Just like removing printf, scanf, and most other copy/string functions. There are safe versions of memcpy that work just fine and are just as easy to use...
There's nothing unsafe about printf (since compilers started doing format type checking), as long as you don't use user input as the format string. To print user input, you use printf("%s", user_input).
strcpy() is unsafe because you don't know how many bytes you are going to be copying. strncpy() is completely safe as long as you aren't brain dead and set the 'n' to the size of the destination buffer (as opposed to strlen(src) which would be brain dead) and then slap an '\0' into the last index of the dest. sprintf, same deal, just use snprintf and tell it the max bytes it can print.
So what's unsafe about memcpy()? You explicitly specify the number of bytes to copy. If that number of bytes is greater than the known size of the destination buffer, then you've got a problem that simply adding a second 'size of dest' paramater to the copy won't fix because you already screwed the pooch on figuring that out now didn't you?
Yes memcpy() doesn't work if src and dest overlap. When that's happening, you typically know about it (you've got some clever in-situ array modification going on) and can use memmove(). memmove(), on the other hand, is equally unsafe if you can't properly specify the number of bytes to copy.
Bottom line: There's no such thing as a "safe" copy in C when we're assuming the programmer can't figure out the destination buffer size.
The enemies of Democracy are
That's physically impossible, even given infinite time. Read up on the halting problem.
However, programming a framework in which we may rule out certain things, for example a process jumping over and altering the OS, is perfectly possible. It just has to be verified through reasoning, rather than testing. The unit testing methodology is really the problem here. You cannot unit test everything.
Don't get me wrong, testing is a good start, but it's no proof of security, and a proof of security, while very hard, is possible. Kudos to Microsoft.

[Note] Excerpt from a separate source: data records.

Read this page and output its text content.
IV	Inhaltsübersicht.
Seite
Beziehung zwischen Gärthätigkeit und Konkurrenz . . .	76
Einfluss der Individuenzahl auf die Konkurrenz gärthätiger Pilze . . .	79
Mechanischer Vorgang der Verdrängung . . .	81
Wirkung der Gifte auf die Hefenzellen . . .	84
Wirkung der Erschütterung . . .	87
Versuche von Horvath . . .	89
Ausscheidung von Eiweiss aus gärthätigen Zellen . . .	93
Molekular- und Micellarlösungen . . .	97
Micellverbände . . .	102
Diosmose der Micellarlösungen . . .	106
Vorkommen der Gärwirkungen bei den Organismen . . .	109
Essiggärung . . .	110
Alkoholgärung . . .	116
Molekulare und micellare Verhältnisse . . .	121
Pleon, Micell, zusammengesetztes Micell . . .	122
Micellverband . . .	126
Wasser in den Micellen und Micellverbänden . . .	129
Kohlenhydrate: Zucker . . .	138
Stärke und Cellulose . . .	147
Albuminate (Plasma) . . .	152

And to expand on the GP for those that didn't RTFA, they replaced Memcpy with a memcpy that forced you to state the size of the destination buffer, which is a constant time operation, and a much needed one. So this only forces C coders to make their code a little more clear.
And when you're being intentionally unclear to the computer in addition to the reader, your code has no place in a secure production setting.
The problem is memcpy returns a void *. If this is dynamically cast, it needs to be checked at runtime and may even be set to a value the programmer never intended (say unsigned 16 bit values instead of unsigned 8 bit characters). It may be an issue with updating the code - say the code was originally written for 8 bit ASCII and got updated to, say UTF-16 (16 bit). A dynamically cast void* doesn't care what the size is, it just shoves the values in the buffer. This may work fine in basic testing even, because you never overflow the buffer with 1-2 characters, and maybe even gets past a QA team, but once you go past 1/2, you've got a buffer overrun.
As I understand it, __restrict wouldn't work in a C++ program using dynamic_cast because it doesn't know the size at compile time (sorry, I'm not sure what is done in C as I haven't kept up with the language, so I have to use a C++ example). My guess is memcpy_s does runtime bounds checking (it isn't specified on the memcpy_s page, maybe the security ref - too busy to read it though).
There's nothing unsafe about printf (since compilers started doing format type checking), as long as you don't use user input as the format string. To print user input, you use printf("%s", user_input).
%n writes to the stack. It's disabled by default in VS2005 onwards. More at http://weblogs.asp.net/george_v_reilly/archive/2007/02/06/printf-n.aspx and http://julianor.tripod.com/bc/formatstring-1.2.pdf
/George V. Reilly
He didn't say "how to make your code safe." He said "how to make your code comply with the safety standards." Rarely are the two the same. It's perfectly possible to safely use memcpy(), just like it's perfectly possible to abuse about a billion other system calls.